With current data regulations in place like the CCPA and GDPR, it’s hard to imagine data privacy not being a top priority for companies. But unfortunately that’s still not the case, and companies still struggle to make it a priority. To remind companies to practice good data hygiene and privacy, Data Privacy Day is celebrated every year.
“The California Privacy Act gives new teeth to Data Privacy Day,” said Cindy Provin, senior vice president of Entrust Datacard and general manager of nCipher Security. “We as an industry need to do more than just live up to the mere letter of the law. Based on our research, 79% of Americans care how a company uses their private information. That means consumers want reassurances that their private data is not at risk. It is the industry’s responsibility to build that trust by putting a comprehensive security strategy in place that leverages encryption and key management best practices. Then it’s up to industry to educate consumers about how and why a company should earn their trust.”
RELATED CONTENT:
CCPA set to take effect at the start of 2020
Data auditing is the future of data privacy
Industry watch: The little dirty data secret
Celebrated every year on January 28, the day is used to commemorate the signing of Convention 108 on January 28, 1981. Convention 108 was the first international treaty that dealt with privacy and data protection, according to the National Cyber Security Alliance.

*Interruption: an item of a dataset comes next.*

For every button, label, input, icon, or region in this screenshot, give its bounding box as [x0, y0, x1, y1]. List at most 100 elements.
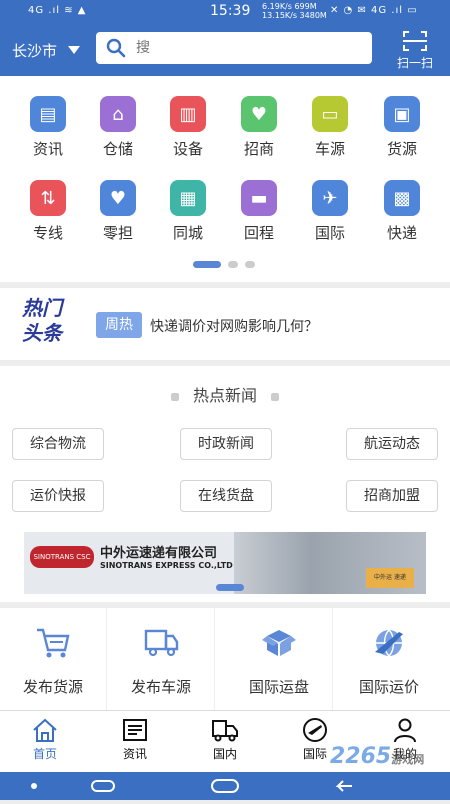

It was first celebrated in Europe as Data Protection Day, and expanded to the United States and Canada in 2008 with the new name of Data Privacy Day.
The National Cyber Security Alliance will be hosting livestreams of talks today, starting at 1 PM ET/10 AM PT. Topics include “Privacy Across the Globe,” “CCPA and the Wake of Privacy Legislation in the U.S.,” “A World Without Privacy,” and “Industry Perspectives: Going Beyond Privacy Compliance.”

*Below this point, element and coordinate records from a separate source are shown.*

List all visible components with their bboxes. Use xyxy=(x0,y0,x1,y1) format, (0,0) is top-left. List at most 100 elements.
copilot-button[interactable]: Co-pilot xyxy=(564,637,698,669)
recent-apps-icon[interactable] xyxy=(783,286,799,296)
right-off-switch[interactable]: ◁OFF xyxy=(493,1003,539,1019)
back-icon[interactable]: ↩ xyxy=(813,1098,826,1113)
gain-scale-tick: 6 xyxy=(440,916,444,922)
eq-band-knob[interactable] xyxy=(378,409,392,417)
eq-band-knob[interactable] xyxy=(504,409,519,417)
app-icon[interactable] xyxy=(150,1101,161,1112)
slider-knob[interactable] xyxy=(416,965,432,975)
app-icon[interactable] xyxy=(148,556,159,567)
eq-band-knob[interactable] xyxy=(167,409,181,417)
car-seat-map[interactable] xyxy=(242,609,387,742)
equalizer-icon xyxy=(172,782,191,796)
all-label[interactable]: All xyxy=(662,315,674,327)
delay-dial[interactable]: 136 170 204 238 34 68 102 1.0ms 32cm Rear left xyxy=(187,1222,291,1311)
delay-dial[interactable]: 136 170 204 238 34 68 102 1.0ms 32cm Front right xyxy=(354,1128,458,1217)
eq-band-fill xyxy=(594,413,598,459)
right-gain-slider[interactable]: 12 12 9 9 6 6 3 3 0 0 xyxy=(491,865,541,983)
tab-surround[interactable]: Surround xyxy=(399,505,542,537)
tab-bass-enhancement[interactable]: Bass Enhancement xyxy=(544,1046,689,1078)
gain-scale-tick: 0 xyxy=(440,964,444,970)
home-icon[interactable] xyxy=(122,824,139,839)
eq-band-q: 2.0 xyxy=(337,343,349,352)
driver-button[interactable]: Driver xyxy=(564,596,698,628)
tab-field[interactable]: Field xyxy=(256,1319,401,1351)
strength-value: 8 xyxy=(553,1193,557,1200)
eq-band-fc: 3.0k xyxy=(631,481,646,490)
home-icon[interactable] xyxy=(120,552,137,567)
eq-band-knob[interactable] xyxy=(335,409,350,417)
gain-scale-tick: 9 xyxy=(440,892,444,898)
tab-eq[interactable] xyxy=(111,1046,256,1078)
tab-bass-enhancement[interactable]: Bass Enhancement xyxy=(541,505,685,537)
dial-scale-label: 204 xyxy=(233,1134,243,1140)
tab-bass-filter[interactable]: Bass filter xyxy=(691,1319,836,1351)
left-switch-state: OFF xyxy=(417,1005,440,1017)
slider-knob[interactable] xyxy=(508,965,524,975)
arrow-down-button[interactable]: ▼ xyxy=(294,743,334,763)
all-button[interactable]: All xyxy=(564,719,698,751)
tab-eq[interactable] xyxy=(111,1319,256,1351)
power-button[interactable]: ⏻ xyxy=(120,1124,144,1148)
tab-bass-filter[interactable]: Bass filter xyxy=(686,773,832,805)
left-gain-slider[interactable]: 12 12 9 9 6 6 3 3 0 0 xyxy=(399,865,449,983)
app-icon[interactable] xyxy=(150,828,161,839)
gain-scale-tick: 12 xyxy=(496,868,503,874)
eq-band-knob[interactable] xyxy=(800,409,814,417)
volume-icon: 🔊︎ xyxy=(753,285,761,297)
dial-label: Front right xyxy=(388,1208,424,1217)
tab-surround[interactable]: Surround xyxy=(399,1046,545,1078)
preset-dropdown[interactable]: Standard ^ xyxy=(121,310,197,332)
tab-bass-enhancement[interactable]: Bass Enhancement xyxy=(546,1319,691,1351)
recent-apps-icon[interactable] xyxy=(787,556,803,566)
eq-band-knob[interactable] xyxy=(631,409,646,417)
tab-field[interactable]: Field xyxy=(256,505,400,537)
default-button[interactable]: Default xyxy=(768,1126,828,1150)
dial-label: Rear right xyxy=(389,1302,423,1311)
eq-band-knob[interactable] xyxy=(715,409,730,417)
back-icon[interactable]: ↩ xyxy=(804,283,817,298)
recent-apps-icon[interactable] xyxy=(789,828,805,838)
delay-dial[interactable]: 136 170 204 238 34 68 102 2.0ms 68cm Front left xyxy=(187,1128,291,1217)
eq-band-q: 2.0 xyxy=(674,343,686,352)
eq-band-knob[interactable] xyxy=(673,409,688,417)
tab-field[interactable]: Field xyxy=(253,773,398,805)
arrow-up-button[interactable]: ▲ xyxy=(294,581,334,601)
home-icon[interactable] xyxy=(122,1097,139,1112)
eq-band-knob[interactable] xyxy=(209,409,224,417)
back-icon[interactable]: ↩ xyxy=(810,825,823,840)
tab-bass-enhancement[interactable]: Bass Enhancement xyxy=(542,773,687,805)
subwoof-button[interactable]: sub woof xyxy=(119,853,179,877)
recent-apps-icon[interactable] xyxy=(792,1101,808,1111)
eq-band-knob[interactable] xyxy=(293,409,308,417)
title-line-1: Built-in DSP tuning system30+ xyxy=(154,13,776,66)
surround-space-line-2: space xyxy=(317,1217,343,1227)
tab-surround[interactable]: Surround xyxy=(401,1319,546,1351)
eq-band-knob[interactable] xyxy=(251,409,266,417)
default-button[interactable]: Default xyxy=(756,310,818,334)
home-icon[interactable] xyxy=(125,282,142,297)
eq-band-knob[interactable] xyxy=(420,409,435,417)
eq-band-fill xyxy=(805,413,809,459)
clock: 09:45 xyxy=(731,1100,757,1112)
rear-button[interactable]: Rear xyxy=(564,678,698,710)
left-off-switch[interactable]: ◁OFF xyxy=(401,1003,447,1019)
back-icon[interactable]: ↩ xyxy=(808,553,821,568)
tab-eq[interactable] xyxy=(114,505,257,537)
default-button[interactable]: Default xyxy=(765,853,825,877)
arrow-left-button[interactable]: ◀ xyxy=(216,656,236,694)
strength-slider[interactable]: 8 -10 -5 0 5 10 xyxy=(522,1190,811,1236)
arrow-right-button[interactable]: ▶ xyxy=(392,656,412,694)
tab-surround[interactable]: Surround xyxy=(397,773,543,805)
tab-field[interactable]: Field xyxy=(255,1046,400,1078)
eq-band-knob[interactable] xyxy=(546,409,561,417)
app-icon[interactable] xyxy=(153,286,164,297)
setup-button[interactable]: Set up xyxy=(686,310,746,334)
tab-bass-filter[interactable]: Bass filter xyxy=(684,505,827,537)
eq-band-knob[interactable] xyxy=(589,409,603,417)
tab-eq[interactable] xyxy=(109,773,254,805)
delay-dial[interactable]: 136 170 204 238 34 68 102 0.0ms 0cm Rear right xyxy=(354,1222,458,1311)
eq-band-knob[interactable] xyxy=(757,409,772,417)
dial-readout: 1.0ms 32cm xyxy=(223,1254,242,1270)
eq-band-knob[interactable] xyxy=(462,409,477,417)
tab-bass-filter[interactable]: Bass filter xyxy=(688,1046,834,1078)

Despite pressure from new regulations like the CCPA and GDPR, a lot of companies are just doing the bare minimum to avoid trouble, if they’re even doing that. According to cloud security company Bitglass, 38% of Fortune 500 companies still don’t have a Chief Information Security Officer (CISO). They also found that 77% of the Fortune 500 don’t indicate on their website who is responsible for the company’s security strategy, and 52% don’t explain how they protect the data of their customers, apart from a legally required privacy notice.
“Given that most companies are entrusted with consumers’ personally identifiable information (PII), they represent an attractive target for cybercriminals,” said Anurag Kahol, CTO and co-founder of Bitglass. “Organizations must stay vigilant, be aware, and get a handle on the security of their data. Placing security, compliance, and consumer privacy at the epicenter of your business with a proactive security strategy can help address individuals’ privacy concerns and cement their loyalty in your brand.”
According to Eve Maler, interim CTO at ForgeRock, there are four steps that companies should take to strengthen their data protection practices:
- Identify where digital transformation opportunities and user trust risks intersect. For example, every year companies will release new smart devices intended to go in a child’s bedroom without considering the fact that parents may be freaking out that it’s listening to their child. “There are just so many ways to provide all of these great new products and services, but the risks or gaps are there and you have to think about them first,” said Maler.
- Consider personal data as a joint asset between the organization and the individual. “It’s a matter of getting stakeholders coming together in a rather complex pattern to think about how to use personal data cleverly for providing value, and seeing that it has value to people,” said Maler.
- Lean in to consent. According to Maler, when you ask for consent to store a user’s personal data, you are giving that person authority and control over their data.
- Leverage identity and access management systems to build trust. This involves going above and beyond what is just required for compliance to data regulations.